Ethics and Citizen Vince

For this essay, you will select a character or two from our book and discuss his or her ethics (or lack thereof). One character is best, but certainly no more than two. Look at the character and decide if she or he is a static or dynamic character, a round or flat character, and does this character act as a foil to another character or vice-versa. After your brainstorming, you will develop a claim based on your discovery. This claim will be your thesis. It will drive your essay.

What will this essay look like and what are the requirements?

  • Your essay needs to have five paragraphs: an introduction, three body paragraphs that support and your thesis with lots of details and examples, and a conclusion that reminds your readers of your thesis claim and its importance. This will take at least two very full pages in MLA format—likely more!
  • You will need to have several pieces of textual evidence that support each of your topic sentence claims. Some will be references to larger passages while others will be actual quotes.
  • You will need a works cited page for the book. We will do this together in class. At the same time, we will go over how to handle the paraphrases, summaries, and quotes you use as evidence.

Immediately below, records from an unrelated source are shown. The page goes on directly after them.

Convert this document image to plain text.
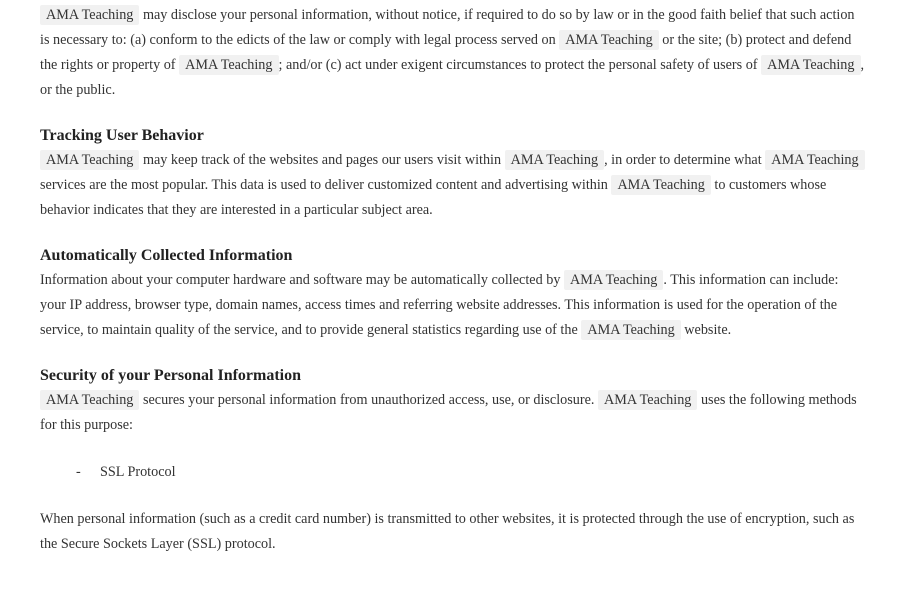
AMA Teaching may disclose your personal information, without notice, if required to do so by law or in the good faith belief that such action is necessary to: (a) conform to the edicts of the law or comply with legal process served on AMA Teaching or the site; (b) protect and defend the rights or property of AMA Teaching ; and/or (c) act under exigent circumstances to protect the personal safety of users of AMA Teaching , or the public.

Tracking User Behavior

AMA Teaching may keep track of the websites and pages our users visit within AMA Teaching , in order to determine what AMA Teaching services are the most popular. This data is used to deliver customized content and advertising within AMA Teaching to customers whose behavior indicates that they are interested in a particular subject area.

Automatically Collected Information

Information about your computer hardware and software may be automatically collected by AMA Teaching . This information can include: your IP address, browser type, domain names, access times and referring website addresses. This information is used for the operation of the service, to maintain quality of the service, and to provide general statistics regarding use of the AMA Teaching website.

Security of your Personal Information

AMA Teaching secures your personal information from unauthorized access, use, or disclosure. AMA Teaching uses the following methods for this purpose:

- SSL Protocol

When personal information (such as a credit card number) is transmitted to other websites, it is protected through the use of encryption, such as the Secure Sockets Layer (SSL) protocol.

What will my writing process look like?

  • Free-write about your character and list those things that make him or her static, dynamic, round, flat, a foil . . . List the page numbers that contain the textual evidence.
  • Develop a claim that will become your thesis.
  • Develop an Audience Discovery document.
  • Use the thesis to create a detailed writing plan.
  • Draft your essay for workshop. (global—content)
  • Comment on peer essays in workshop.
  • Respond to peer comments.
  • Revise using peer comments and your response.
  • Another workshop. (semi-local—paragraph level)
  • Another revision.
  • Editing (local) workshop—read aloud to hear the essay; look at sentence level.
  • Your own workshop—backwards read of the essay.

Some of these may take a couple of days to go over. That’s ok. We all are working together.

For additional details about the writing process, refer to your Writing Process Guide on the online syllabus documents page. Your calendar will provide due dates for each step. We will continue to work on grammar and punctuation details a little at a time in class as we work through the process together.